II. Usage de ces termes dans les questions relatives a la Trinité. — 1° Les termes abstraits ou concrets employés dans les questions relatives à la Trinité, sont essentiels ou relatifs : essentiels, quand ils signifient la nature divine ou quelqu’un de ses attributs, comme essence, Dieu, divinité, éternité, toute-puissance, etc. ; relatifs, quand ils signifient les personnes et les relations spéciales qui les constituent, comme Père, filiation, etc. — On peut affirmer de ces termes essentiels ou relatifs des actes essentiels ou notionels. Les actes essentiels sont ceux que produit la nature divine : créer, gouverner ; les actes notionels sont ceux qui constituent les personnes, comme engendrer, procéder, et cet acte commun au Père et au Fils que les théologiens appellent la spiratio activa.

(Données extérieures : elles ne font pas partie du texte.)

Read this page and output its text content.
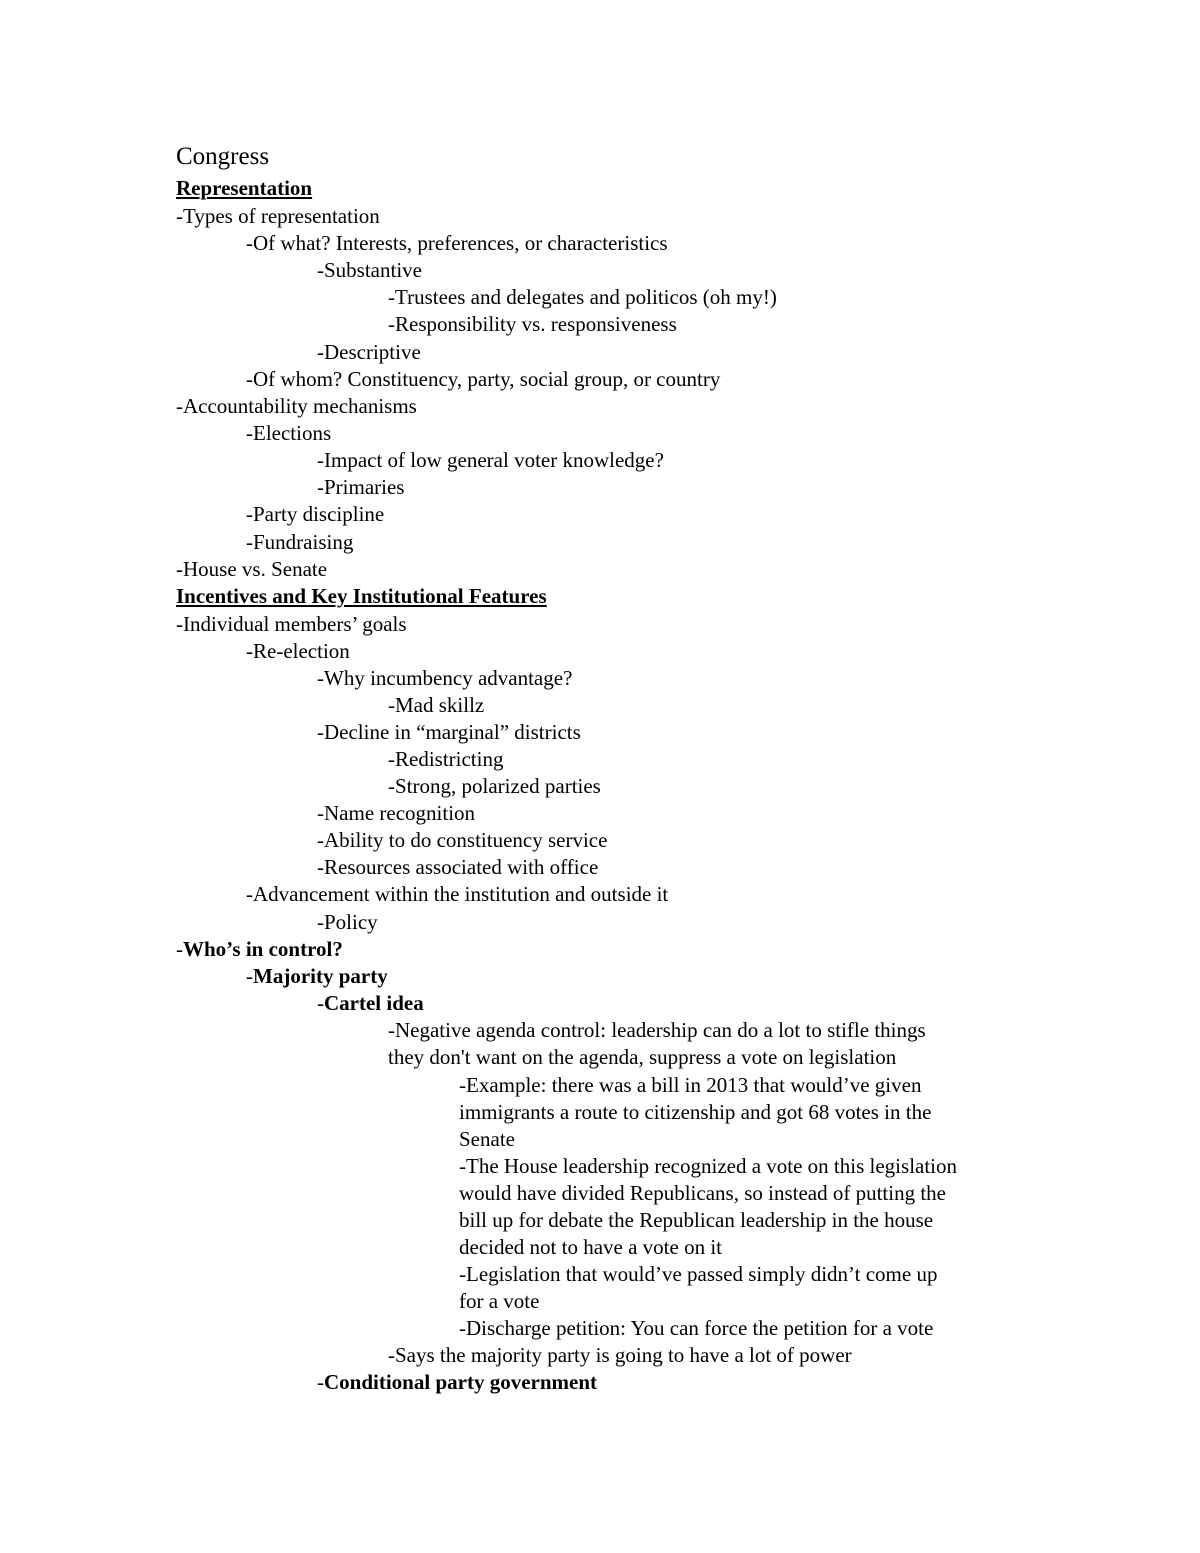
Congress
Representation
-Types of representation
-Of what? Interests, preferences, or characteristics
-Substantive
-Trustees and delegates and politicos (oh my!)
-Responsibility vs. responsiveness
-Descriptive
-Of whom? Constituency, party, social group, or country
-Accountability mechanisms
-Elections
-Impact of low general voter knowledge?
-Primaries
-Party discipline
-Fundraising
-House vs. Senate
Incentives and Key Institutional Features
-Individual members’ goals
-Re-election
-Why incumbency advantage?
-Mad skillz
-Decline in “marginal” districts
-Redistricting
-Strong, polarized parties
-Name recognition
-Ability to do constituency service
-Resources associated with office
-Advancement within the institution and outside it
-Policy
-Who’s in control?
-Majority party
-Cartel idea
-Negative agenda control: leadership can do a lot to stifle things
they don't want on the agenda, suppress a vote on legislation
-Example: there was a bill in 2013 that would’ve given
immigrants a route to citizenship and got 68 votes in the
Senate
-The House leadership recognized a vote on this legislation
would have divided Republicans, so instead of putting the
bill up for debate the Republican leadership in the house
decided not to have a vote on it
-Legislation that would’ve passed simply didn’t come up
for a vote
-Discharge petition: You can force the petition for a vote
-Says the majority party is going to have a lot of power
-Conditional party government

2° Quel est le contenu (suppositio) des termes essentiels abstraits ou concrets et des termes relatifs abstraits ou concrets ? — 1. Les termes essentiels concrets enveloppent la nature ou quelque attribut et la personne. « Dieu » désigne la nature divine et en même temps il peut désigner toute personne divine ; de même l’Éternel, le Tout-Puissant, l’Infini, etc. — Cependant les termes essentiels concrets ne jouent pas le même rôle dans les choses divines que dans les choses créées et finies. Dans le créé, ces termes désignent directement la personne et, du même coup, mais subsidiairement, la nature unie à cette personne : le mot « homme » désigne une personne humaine et sa nature d’homme, et il faudrait ajouter une indication spéciale si l’on voulait, parce mot, signifier la nature humaine commune à plusieurs hommes, par exemple il faudrait dire : « L’homme est une espèce. » Au contraire, dans le divin, ces termes, par exemple le mot « Dieu », portent directement sur la nature commune aux trois personnes et ne peuvent signifier immédiatement les personnes qu’au moyen d’une mention particulière. « Dieu » désigne la nature ; pour lui faire signifier une personne, le Père, par exemple, il faudrait dire : « Dieu engendre un Fils ; » ici le contexte montre qu’il s’agit de la première personne. Homo… per se supponit pro persona… non supponit pro natura communi, nisi propter exigentiam alicujus additi… Deus… per se supponit pro natura communi, sed ex adjuncto determinatur ejus suppositio ad personam. S. Thomas, Sum. theol., Ia, q. xxxix, a. 4, ad 3um. — 2. Les termes essentiels abstraits désignent l’essence ou l’une de ses qualités indépendamment de tout substratum ou personne : divinité, toute-puissance, éternité. — 3. Les termes relatifs concrets désignent les personnes avec leurs relations : Père, Fils, Saint-Esprit. — 4. Les termes relatifs abstraits désignent les relations qui constituent les personnes : paternité, libation.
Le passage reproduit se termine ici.